"Kap'n" Huck narrowly defeated Denis Lebedev

 

By Johnny Walker

WBO champion Marco “Kap’n” Huck of Germany today defended his WBO cruiserweight crown in a back-and-forth encounter with the previously unbeaten Denis Lebedev of Russia at the Max Schmeling Halle in Berlin, Germany.

The first half of the fight saw the challenger working the champion over with hard body shots, seen most vividly in round four, perhaps the Russian’s best round of the fight.  Huck was repeatedly hit with hard punches to the stomach and liver, and was slowing noticeably by the round’s end, despite the exhortations of his trainer, Ulli Wegner, to attack.

Huck was showing signs of desperation in round five, loading up and throwing haymakers that repeatedly missed their mark.  Lebedev’s southpaw stance was giving Huck fits, and the champion’s own style — usually squared up, with his guard held high a la Wegner’s other star pupil, Arthur Abraham — left the Russian an inviting open target to the midsection that he repeatedly went after with straight lefts.

Unfortunately for Lebedev, American referee Eddie Cotton Jr. decided to become perhaps overly involved, twice warning the Russian for low blows that appeared to be legal.  In such a tight fight, a point deduction could have been catastrophic, and Lebedev got away from his game plan after the second warning in the eighth round.

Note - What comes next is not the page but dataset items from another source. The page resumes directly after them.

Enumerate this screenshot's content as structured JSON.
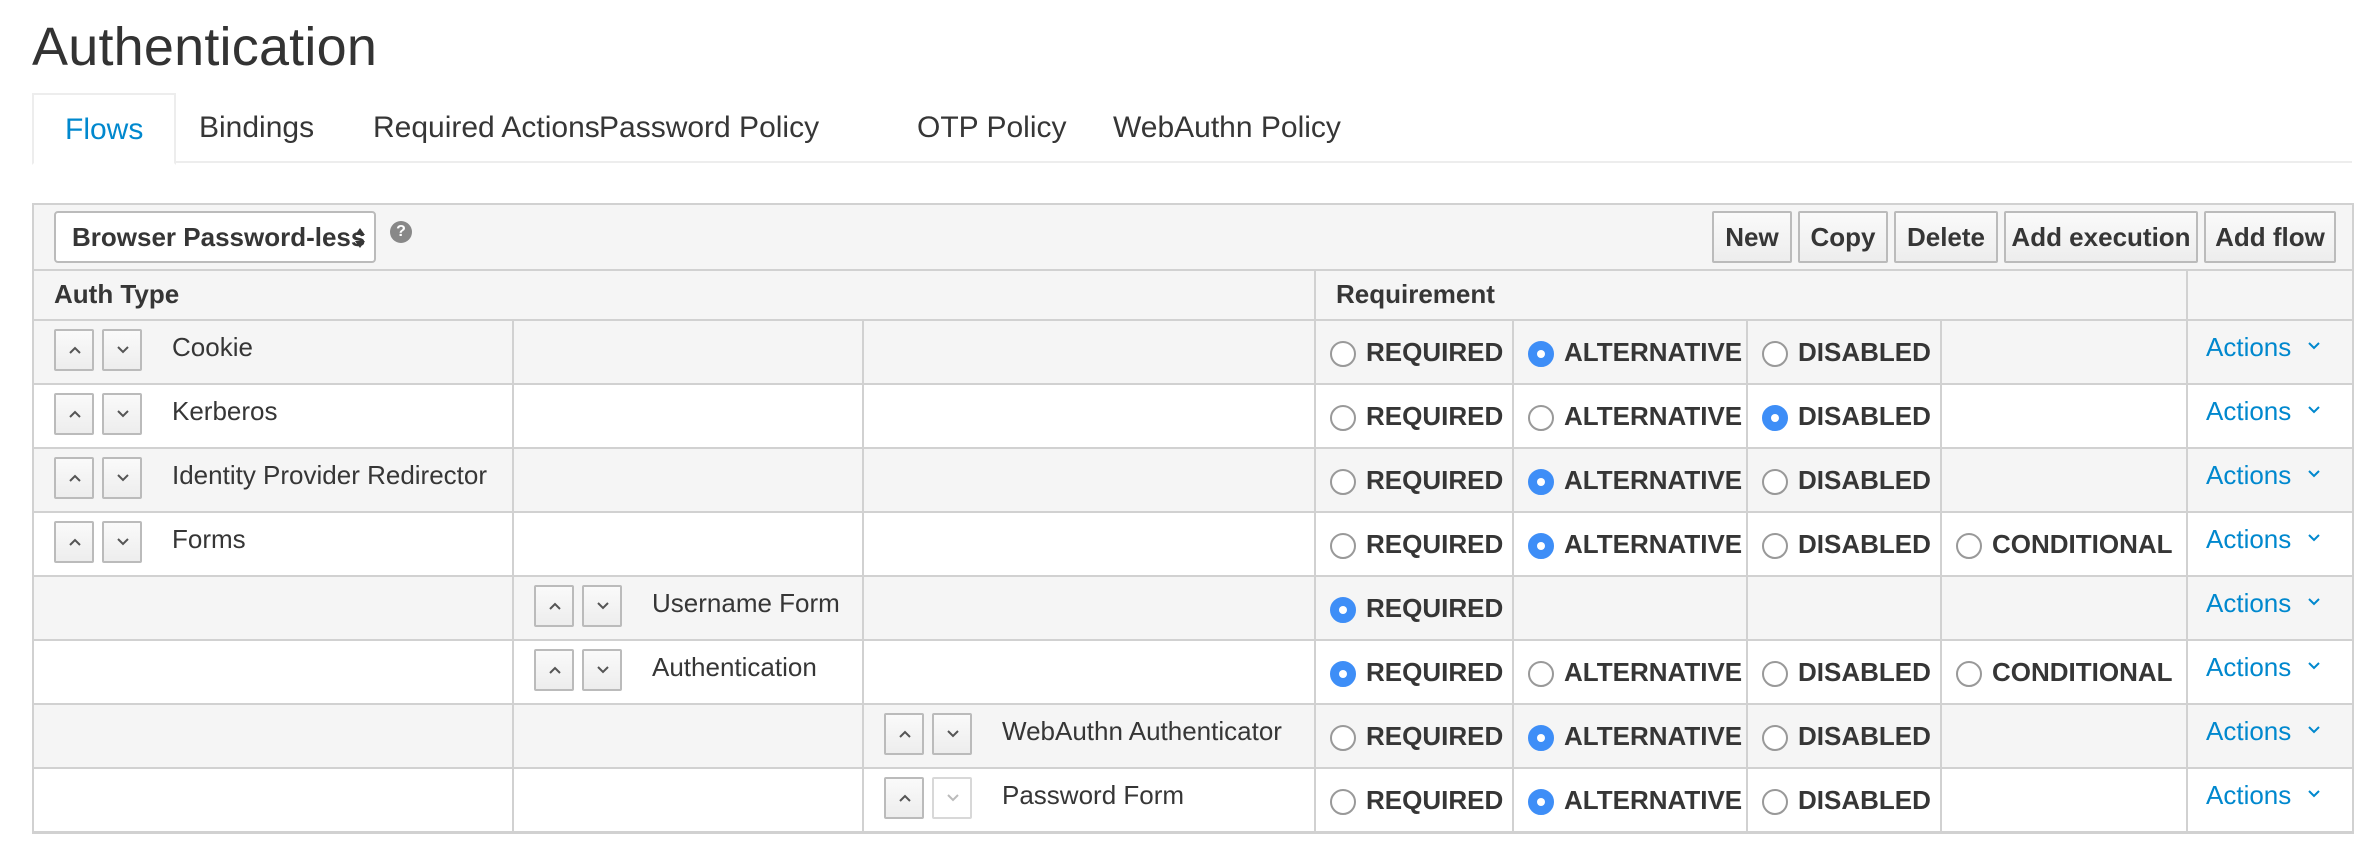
{
  "page": {
    "title": "Authentication"
  },
  "tabs": [
    {
      "label": "Flows",
      "active": true
    },
    {
      "label": "Bindings"
    },
    {
      "label": "Required Actions"
    },
    {
      "label": "Password Policy"
    },
    {
      "label": "OTP Policy"
    },
    {
      "label": "WebAuthn Policy"
    }
  ],
  "toolbar": {
    "flow_select": "Browser Password-less",
    "help": "?",
    "buttons": {
      "new": "New",
      "copy": "Copy",
      "delete": "Delete",
      "add_execution": "Add execution",
      "add_flow": "Add flow"
    }
  },
  "table": {
    "headers": {
      "auth_type": "Auth Type",
      "requirement": "Requirement"
    },
    "actions_label": "Actions",
    "options": {
      "required": "REQUIRED",
      "alternative": "ALTERNATIVE",
      "disabled": "DISABLED",
      "conditional": "CONDITIONAL"
    },
    "rows": [
      {
        "name": "Cookie",
        "level": 0,
        "options": [
          "required",
          "alternative",
          "disabled"
        ],
        "selected": "alternative",
        "down_disabled": false
      },
      {
        "name": "Kerberos",
        "level": 0,
        "options": [
          "required",
          "alternative",
          "disabled"
        ],
        "selected": "disabled",
        "down_disabled": false
      },
      {
        "name": "Identity Provider Redirector",
        "level": 0,
        "options": [
          "required",
          "alternative",
          "disabled"
        ],
        "selected": "alternative",
        "down_disabled": false
      },
      {
        "name": "Forms",
        "level": 0,
        "options": [
          "required",
          "alternative",
          "disabled",
          "conditional"
        ],
        "selected": "alternative",
        "down_disabled": false
      },
      {
        "name": "Username Form",
        "level": 1,
        "options": [
          "required"
        ],
        "selected": "required",
        "down_disabled": false
      },
      {
        "name": "Authentication",
        "level": 1,
        "options": [
          "required",
          "alternative",
          "disabled",
          "conditional"
        ],
        "selected": "required",
        "down_disabled": false
      },
      {
        "name": "WebAuthn Authenticator",
        "level": 2,
        "options": [
          "required",
          "alternative",
          "disabled"
        ],
        "selected": "alternative",
        "down_disabled": false
      },
      {
        "name": "Password Form",
        "level": 2,
        "options": [
          "required",
          "alternative",
          "disabled"
        ],
        "selected": "alternative",
        "down_disabled": true
      }
    ]
  },
  "colors": {
    "accent": "#0088ce",
    "radio_checked": "#3e8ef7",
    "border": "#d1d1d1",
    "row_alt": "#f5f5f5"
  }
}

With Cotton’s help, Huck rallied in the last third of the fight, his best round perhaps being the 10th, where he scored with a hard right hand lead and a hard shot to Lebedev’s midsection.  Both fighters’ faces were marked up by this point, Lebedev perhaps getting the worst of it with a cut near his left eye.

Overall, this was a diffcult fight to score, as both fighters appeared wary of each other’s power and turned the proceedings into a chess match, with each fighter probing for ways to penetrate the other’s defences. 

Huck, however, seemed confident of a win by the 12th round, as he mostly danced away from Lebedev, who tried to press the action but was rapidly running out of steam.

Huck’s confidence in the judges was rewarded with a split decision victory, two judges seeing it 115-113, with one dissenter calling it for Lebedev, 112-116.

This writer had it 116-115 Lebedev, who can with some justification feel that he should still be undefeated.